The opinion of the court was delivered by: Susan Oki Mollway Chief United States District Judge
ORDER DISMISSING COMPLAINT WITHOUT PREJUDICE ORDER DISMISSING COMPLAINT WITHOUT PREJUDICE
Plaintiff Charles Edward Valley is a state prisoner proceeding pro se. On December 27, 2009, Valley submitted a notice of dismissal of his case. This court accepts Valley's notice of dismissal and dismisses the case without prejudice. The Clerk of Court is ordered to close this case.
On January 16, 2008, Valley filed a Complaint seeking relief pursuant to 42 U.S.C. § 1983. On May 5, 2008, the court screened his Complaint and dismissed it without prejudice because it failed to comply with Rule 8(a) of the Federal Rules of Civil Procedure. Valley filed an amended Complaint, which the court screened on October 21, 2009. The court gave Valley the option of either filing a Second Amended Complaint by November 20, 2009, or allowing the case to proceed based on a retaliation claim against Scott Kernan.

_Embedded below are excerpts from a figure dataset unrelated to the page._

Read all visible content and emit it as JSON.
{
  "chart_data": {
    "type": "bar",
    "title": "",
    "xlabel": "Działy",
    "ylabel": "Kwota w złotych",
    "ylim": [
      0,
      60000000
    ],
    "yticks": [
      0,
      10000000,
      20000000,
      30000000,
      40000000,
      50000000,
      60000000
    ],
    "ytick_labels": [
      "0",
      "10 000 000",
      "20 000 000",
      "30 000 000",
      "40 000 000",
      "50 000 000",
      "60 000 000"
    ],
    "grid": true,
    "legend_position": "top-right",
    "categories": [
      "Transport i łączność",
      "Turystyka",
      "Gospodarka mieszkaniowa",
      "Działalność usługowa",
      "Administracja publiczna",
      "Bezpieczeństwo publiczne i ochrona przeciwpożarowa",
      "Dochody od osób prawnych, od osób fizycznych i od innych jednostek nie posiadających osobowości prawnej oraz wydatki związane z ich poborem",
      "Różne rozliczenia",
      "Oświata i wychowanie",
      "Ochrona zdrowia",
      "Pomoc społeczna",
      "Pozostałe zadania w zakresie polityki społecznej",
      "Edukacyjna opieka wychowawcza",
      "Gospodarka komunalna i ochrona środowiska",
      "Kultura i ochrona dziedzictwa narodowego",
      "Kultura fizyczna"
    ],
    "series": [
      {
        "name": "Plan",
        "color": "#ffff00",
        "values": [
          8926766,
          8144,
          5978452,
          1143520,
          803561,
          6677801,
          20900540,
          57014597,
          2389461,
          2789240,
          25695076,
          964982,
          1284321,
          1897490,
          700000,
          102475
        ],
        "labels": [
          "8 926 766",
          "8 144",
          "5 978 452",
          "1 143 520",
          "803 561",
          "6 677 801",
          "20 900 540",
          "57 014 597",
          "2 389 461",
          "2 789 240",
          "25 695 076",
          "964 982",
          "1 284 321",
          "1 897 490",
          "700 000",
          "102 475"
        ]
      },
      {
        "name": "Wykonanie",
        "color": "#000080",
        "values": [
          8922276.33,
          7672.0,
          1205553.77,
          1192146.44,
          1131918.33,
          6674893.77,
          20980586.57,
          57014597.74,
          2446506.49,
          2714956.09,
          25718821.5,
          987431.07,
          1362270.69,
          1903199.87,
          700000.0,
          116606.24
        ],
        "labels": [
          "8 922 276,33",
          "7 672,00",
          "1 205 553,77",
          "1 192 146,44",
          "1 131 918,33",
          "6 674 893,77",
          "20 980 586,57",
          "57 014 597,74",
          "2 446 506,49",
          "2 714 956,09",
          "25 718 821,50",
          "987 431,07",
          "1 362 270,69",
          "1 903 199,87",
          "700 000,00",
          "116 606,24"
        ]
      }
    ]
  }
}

On November 16, 2009, Valley notified the court via letter that he had medical problems. He also inferred that he wanted his case dismissed. To ensure that Valley had sufficient time to file a Second Amended Complaint, the court gave Valley until December 30, 2009, to comply with the court's previous order. The court also noted that Valley should submit a notice of dismissal if he intended to dismiss his case. On December 27, 2009, Valley submitted a notice of dismissal. Valley says that he has been diagnosed with cancer and does not want to bear the stress of litigation.
Subject to any applicable statute, a plaintiff is entitled to voluntarily dismiss a case before the opposing party serves an answer or a motion for summary judgment, whichever first occurs. Fed. R. Civ. P. 41(a)(1)(i). No court order is required, as the notice of dismissal is effective by itself to terminate the action. Swedberg v. Marotzke, 339 F.3d 1139, 1142 (9th Cir. 2003); see Hamilton v. Shearson-Lehman Am. Ex., Inc., 813 F.2d 1532, 1534-35 (9th Cir. 1987) ("A voluntary dismissal by a plaintiff under [Rule 41(a)(1)(i)] automatically terminates the action upon the filing of the dismissal with the clerk."). The dismissal may be with or without prejudice, but unless a plaintiff's notice of dismissal states otherwise, it is presumed to be without prejudice. Fed. R. Civ. P. 41(a)(1)(B); Hancock v. Pomazal, No. 09-0065, 2009 WL 4017283, at *3 (E.D. Cal. Nov. 18, 2009).
However, other courts have held that, because the Prison Litigation Reform Act imposes limits on the ability of inmates to file pro se claims, it controls over Rule 41's allowance for a voluntary dismissal of a complaint before an answer or a summary judgment motion is filed. See Hines v. Graham, 320 F. Supp. 2d 511, 529 (N.D. Tex. 2004) (denying motion to voluntarily dismiss complaint when it was an attempt to circumvent the court from dismissing the complaint, which would trigger the three strike provision of the Prisoner Litigation Reform Act and prevent the plaintiff from proceeding in forma pauperis); see also Carter v. Yellowstone Cty., No. CV-07-09, 2007 WL 1562569, at *2 (D. Mont. May 25, 2007) (disregarding notice of dismissal to honor intent of the Prisoner Litigation Reform Act).
III. ANALYSIS AND CONCLUSION
Valley seeks dismissal of his case because he wants less stress in his life, and because he wants to focus on his health. He does not seek to prevent this court from dismissing his case, and he is not worried about acquiring any strike which would in the future prevent him from proceeding in forma pauperis. See 28 U.S.C. § 1915(g) (prohibiting a prisoner from proceeding in forma pauperis in a civil action if he has had three actions or appeals dismissed for frivolousness, maliciousness, or failure to state a claim, unless the prisoner is under imminent danger). In fact, Valley could either proceed with his case, or file another amended complaint. In other words, by accepting Valley's notice of dismissal, this court is not ignoring or frustrating the intent of the Prisoner Litigation Reform Act. This court thus accepts Valley's notice of dismissal and directs the Clerk of Court to close the case. The court hopes that Valley is able to rest, and the court wishes Valley a speedy recovery.